Between last week’s Bin Laden episode and this week’s Casey Anthony/NSA spying stories The Newsroom has been playing a troublesome game of post 9/11 volleyball. I should put a caveat on the word troublesome in that it is troublesome for me, probably troublesome for an international audience, but likely perfectly standard fare for Americans. What I saw as saccharine schmaltz when an otherwise acerbic and arrogant Thomas Sadoski became a flag touting rah-rah American upon simply laying eyes on an airline pilot (and PS under TSA regulations airline captains do NOT leave the cabin while passengers are on board, even if the plane is 3 feet from the gate) probably resonates at a different pitch for Americans than it does for me.
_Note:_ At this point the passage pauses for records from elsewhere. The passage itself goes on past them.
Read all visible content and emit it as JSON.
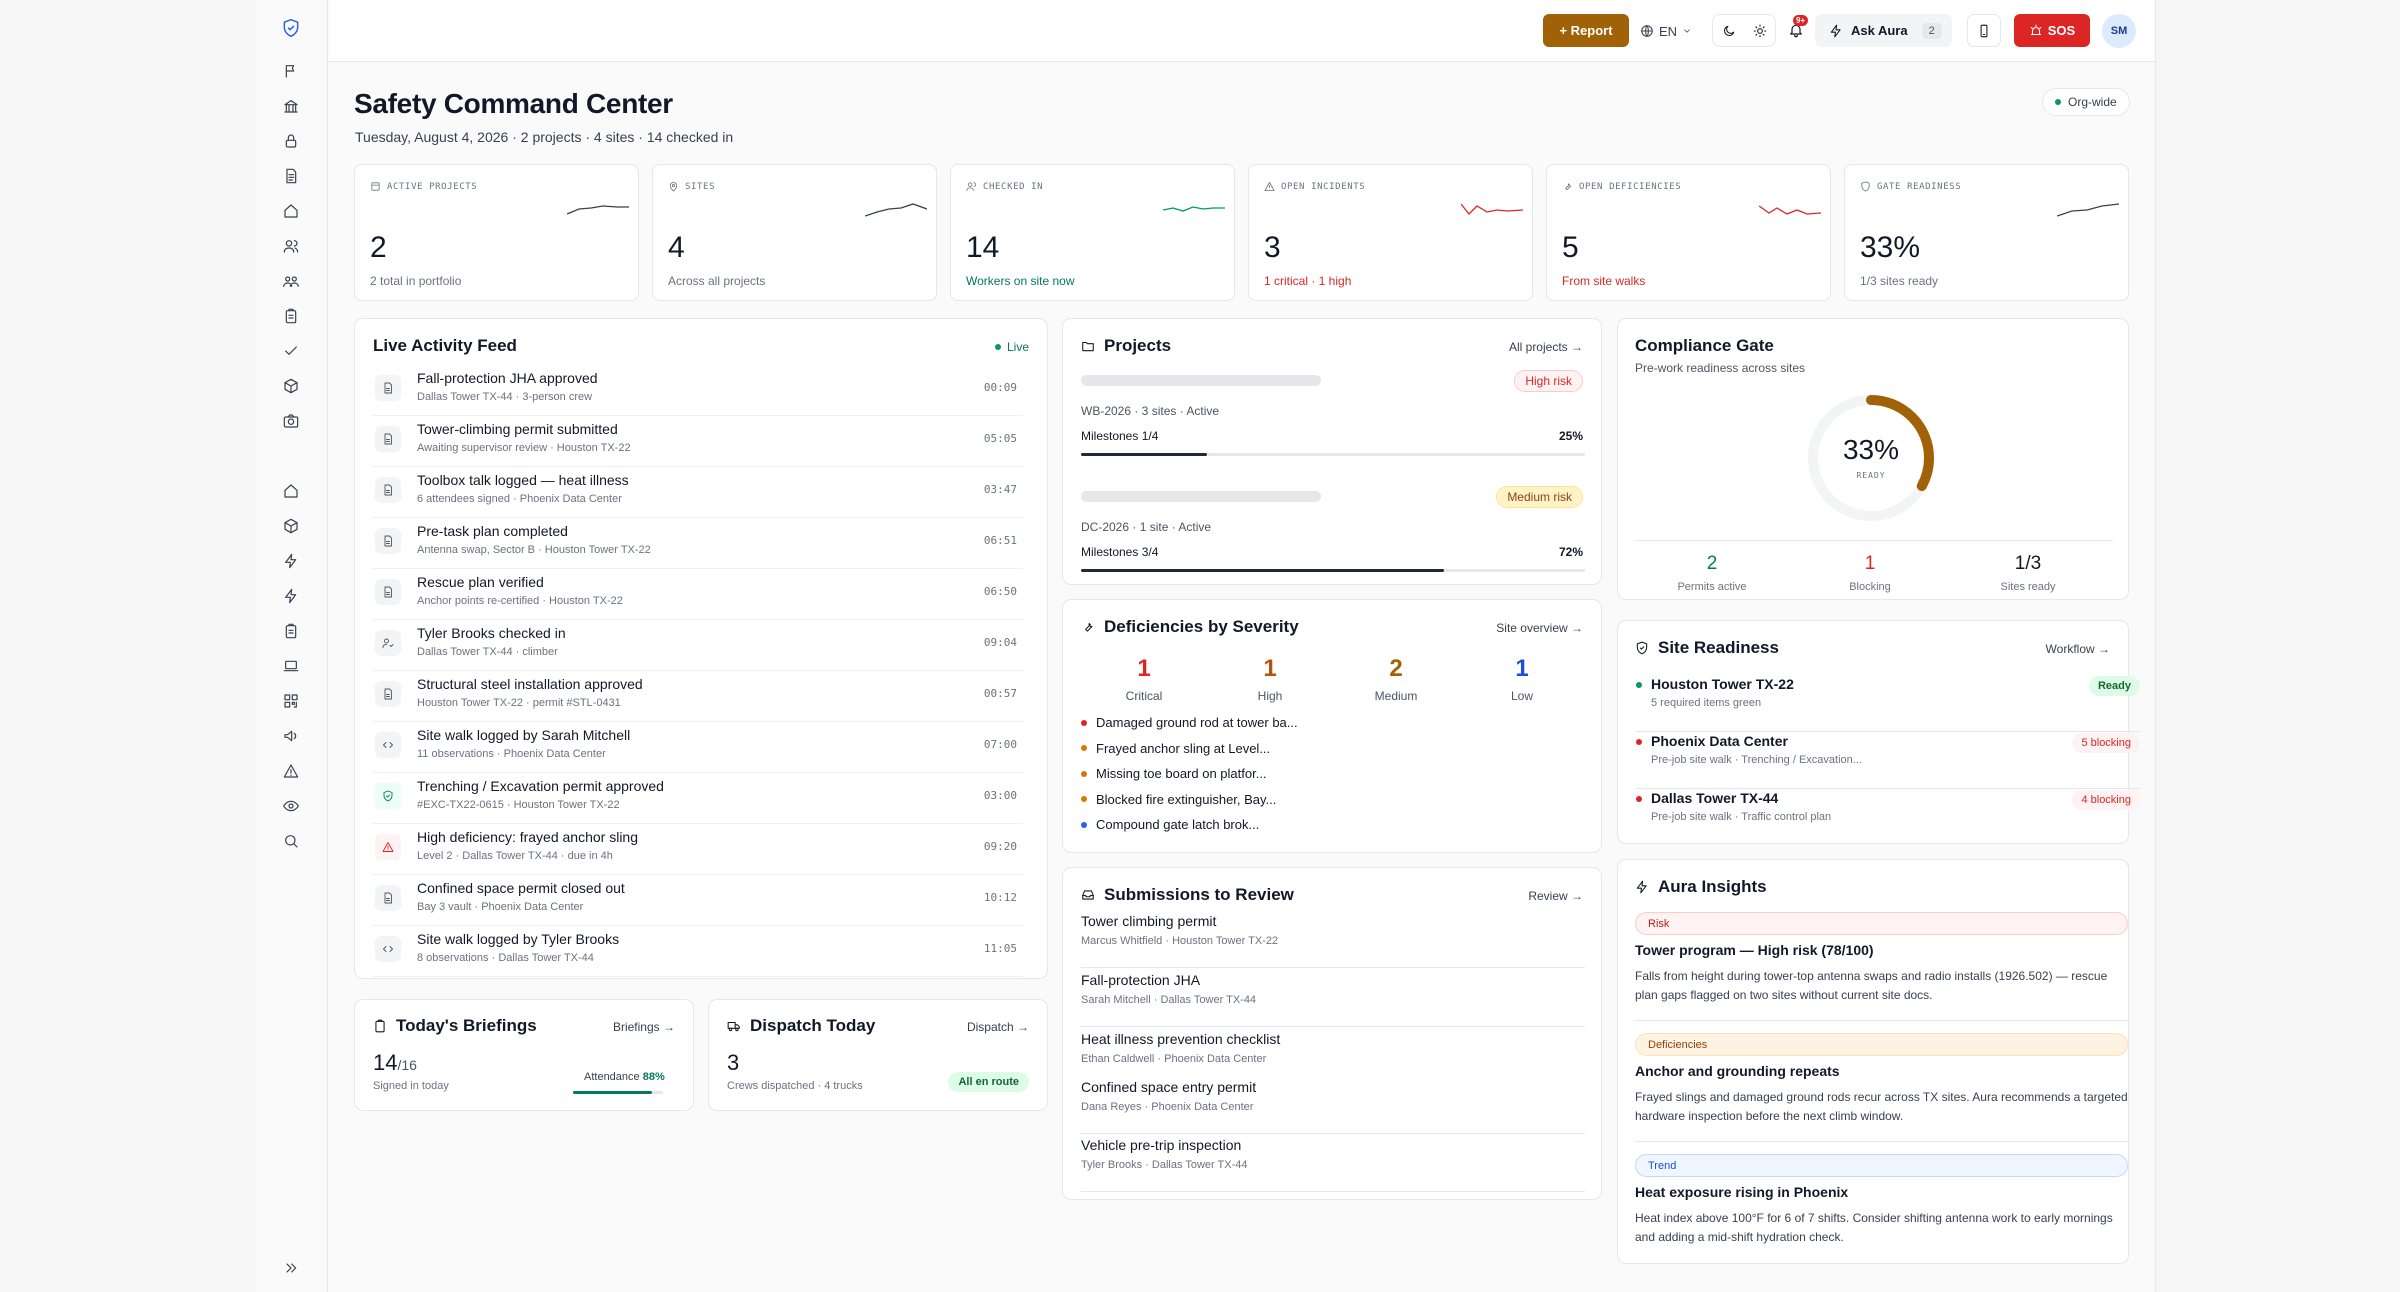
{
  "topbar": {
    "report_label": "+ Report",
    "lang_label": "EN",
    "notif_badge": "9+",
    "ask_label": "Ask Aura",
    "ask_count": "2",
    "sos_label": "SOS",
    "avatar_initials": "SM"
  },
  "header": {
    "title": "Safety Command Center",
    "subtitle": "Tuesday, August 4, 2026 · 2 projects · 4 sites · 14 checked in",
    "scope_label": "Org-wide"
  },
  "kpis": [
    {
      "label": "ACTIVE PROJECTS",
      "value": "2",
      "note": "2 total in portfolio",
      "icon": "projects-icon",
      "trend_color": "#374151",
      "note_color": "#6b7280"
    },
    {
      "label": "SITES",
      "value": "4",
      "note": "Across all projects",
      "icon": "map-pin-icon",
      "trend_color": "#374151",
      "note_color": "#6b7280"
    },
    {
      "label": "CHECKED IN",
      "value": "14",
      "note": "Workers on site now",
      "icon": "users-icon",
      "trend_color": "#059669",
      "note_color": "#047857"
    },
    {
      "label": "OPEN INCIDENTS",
      "value": "3",
      "note": "1 critical · 1 high",
      "icon": "alert-icon",
      "trend_color": "#dc2626",
      "note_color": "#dc2626"
    },
    {
      "label": "OPEN DEFICIENCIES",
      "value": "5",
      "note": "From site walks",
      "icon": "wrench-icon",
      "trend_color": "#dc2626",
      "note_color": "#dc2626"
    },
    {
      "label": "GATE READINESS",
      "value": "33%",
      "note": "1/3 sites ready",
      "icon": "shield-icon",
      "trend_color": "#374151",
      "note_color": "#6b7280"
    }
  ],
  "feed": {
    "title": "Live Activity Feed",
    "live_label": "Live",
    "items": [
      {
        "title": "Fall-protection JHA approved",
        "sub": "Dallas Tower TX-44 · 3-person crew",
        "time": "00:09",
        "icon": "document-icon"
      },
      {
        "title": "Tower-climbing permit submitted",
        "sub": "Awaiting supervisor review · Houston TX-22",
        "time": "05:05",
        "icon": "document-icon"
      },
      {
        "title": "Toolbox talk logged — heat illness",
        "sub": "6 attendees signed · Phoenix Data Center",
        "time": "03:47",
        "icon": "document-icon"
      },
      {
        "title": "Pre-task plan completed",
        "sub": "Antenna swap, Sector B · Houston Tower TX-22",
        "time": "06:51",
        "icon": "document-icon"
      },
      {
        "title": "Rescue plan verified",
        "sub": "Anchor points re-certified · Houston TX-22",
        "time": "06:50",
        "icon": "document-icon"
      },
      {
        "title": "Tyler Brooks checked in",
        "sub": "Dallas Tower TX-44 · climber",
        "time": "09:04",
        "icon": "user-check-icon"
      },
      {
        "title": "Structural steel installation approved",
        "sub": "Houston Tower TX-22 · permit #STL-0431",
        "time": "00:57",
        "icon": "document-icon"
      },
      {
        "title": "Site walk logged by Sarah Mitchell",
        "sub": "11 observations · Phoenix Data Center",
        "time": "07:00",
        "icon": "eye-icon"
      },
      {
        "title": "Trenching / Excavation permit approved",
        "sub": "#EXC-TX22-0615 · Houston Tower TX-22",
        "time": "03:00",
        "icon": "shield-check-icon"
      },
      {
        "title": "High deficiency: frayed anchor sling",
        "sub": "Level 2 · Dallas Tower TX-44 · due in 4h",
        "time": "09:20",
        "icon": "warning-icon"
      },
      {
        "title": "Confined space permit closed out",
        "sub": "Bay 3 vault · Phoenix Data Center",
        "time": "10:12",
        "icon": "document-icon"
      },
      {
        "title": "Site walk logged by Tyler Brooks",
        "sub": "8 observations · Dallas Tower TX-44",
        "time": "11:05",
        "icon": "eye-icon"
      }
    ]
  },
  "briefings": {
    "title": "Today's Briefings",
    "link": "Briefings →",
    "signed": "14",
    "total": "/16",
    "sub": "Signed in today",
    "attendance_label": "Attendance",
    "attendance_value": "88%",
    "attendance_fraction": 0.88
  },
  "dispatch": {
    "title": "Dispatch Today",
    "link": "Dispatch →",
    "value": "3",
    "sub": "Crews dispatched · 4 trucks",
    "status": "All en route"
  },
  "projects": {
    "title": "Projects",
    "link": "All projects →",
    "items": [
      {
        "risk": "High risk",
        "meta": "WB-2026 · 3 sites · Active",
        "milestones": "Milestones 1/4",
        "pct": "25%",
        "fraction": 0.25
      },
      {
        "risk": "Medium risk",
        "meta": "DC-2026 · 1 site · Active",
        "milestones": "Milestones 3/4",
        "pct": "72%",
        "fraction": 0.72
      }
    ]
  },
  "deficiencies": {
    "title": "Deficiencies by Severity",
    "link": "Site overview →",
    "severities": [
      {
        "count": "1",
        "label": "Critical",
        "color": "#dc2626"
      },
      {
        "count": "1",
        "label": "High",
        "color": "#b45309"
      },
      {
        "count": "2",
        "label": "Medium",
        "color": "#a16207"
      },
      {
        "count": "1",
        "label": "Low",
        "color": "#1d4ed8"
      }
    ],
    "items": [
      {
        "text": "Damaged ground rod at tower ba...",
        "color": "#dc2626"
      },
      {
        "text": "Frayed anchor sling at Level...",
        "color": "#d97706"
      },
      {
        "text": "Missing toe board on platfor...",
        "color": "#d97706"
      },
      {
        "text": "Blocked fire extinguisher, Bay...",
        "color": "#d97706"
      },
      {
        "text": "Compound gate latch brok...",
        "color": "#2563eb"
      }
    ]
  },
  "submissions": {
    "title": "Submissions to Review",
    "link": "Review →",
    "items": [
      {
        "title": "Tower climbing permit",
        "sub": "Marcus Whitfield · Houston Tower TX-22"
      },
      {
        "title": "Fall-protection JHA",
        "sub": "Sarah Mitchell · Dallas Tower TX-44"
      },
      {
        "title": "Heat illness prevention checklist",
        "sub": "Ethan Caldwell · Phoenix Data Center"
      },
      {
        "title": "Confined space entry permit",
        "sub": "Dana Reyes · Phoenix Data Center"
      },
      {
        "title": "Vehicle pre-trip inspection",
        "sub": "Tyler Brooks · Dallas Tower TX-44"
      }
    ]
  },
  "gate": {
    "title": "Compliance Gate",
    "sub": "Pre-work readiness across sites",
    "pct": "33%",
    "ring_label": "READY",
    "fraction": 0.33,
    "stats": [
      {
        "value": "2",
        "label": "Permits active",
        "color": "#047857"
      },
      {
        "value": "1",
        "label": "Blocking",
        "color": "#dc2626"
      },
      {
        "value": "1/3",
        "label": "Sites ready",
        "color": "#111827"
      }
    ]
  },
  "readiness": {
    "title": "Site Readiness",
    "link": "Workflow →",
    "sites": [
      {
        "name": "Houston Tower TX-22",
        "sub": "5 required items green",
        "badge": "Ready",
        "status": "ready"
      },
      {
        "name": "Phoenix Data Center",
        "sub": "Pre-job site walk · Trenching / Excavation...",
        "badge": "5 blocking",
        "status": "blocking"
      },
      {
        "name": "Dallas Tower TX-44",
        "sub": "Pre-job site walk · Traffic control plan",
        "badge": "4 blocking",
        "status": "blocking"
      }
    ]
  },
  "insights": {
    "title": "Aura Insights",
    "items": [
      {
        "tag": "Risk",
        "title": "Tower program — High risk (78/100)",
        "body": "Falls from height during tower-top antenna swaps and radio installs (1926.502) — rescue plan gaps flagged on two sites without current site docs."
      },
      {
        "tag": "Deficiencies",
        "title": "Anchor and grounding repeats",
        "body": "Frayed slings and damaged ground rods recur across TX sites. Aura recommends a targeted hardware inspection before the next climb window."
      },
      {
        "tag": "Trend",
        "title": "Heat exposure rising in Phoenix",
        "body": "Heat index above 100°F for 6 of 7 shifts. Consider shifting antenna work to early mornings and adding a mid-shift hydration check."
      }
    ]
  }
}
This week, however, the ball was in the other side of the court. In what amounts to the “B” story of the episode, Sam Waterston’s character is presented with a domestic surveillance scandal that strikes at the very core of civil liberties and constitutional rights in America. The subsequent investigative journalism is the sort of thing that even as recently as five years ago would have been derided as “helping the terrorists” within a very limited Bush-era political dialogue. On one level it’s great to see story telling that won’t bend the knee to this shallow discourse. But from where I sit, The Newsroom does not get to have its cake and eat it too. It’s schizophrenic at best, disingenuous at worst, to see the series taking this tack when Jeff Daniels as Will McAvoy is perpetually on his soap box about inconsistency in political candidates and journalism as a whole.
To put it another way, the writers/Sorkin do not get to complain about pandering in the media this week, when last week they/he was/were guilty of the very same appeals to base emotion.
Moving past those issues, which once again I fully acknowledge may not be seen as faults to an American audience, there are some nuts and bolts details that should stand out as rather disappointing to any intelligent viewer.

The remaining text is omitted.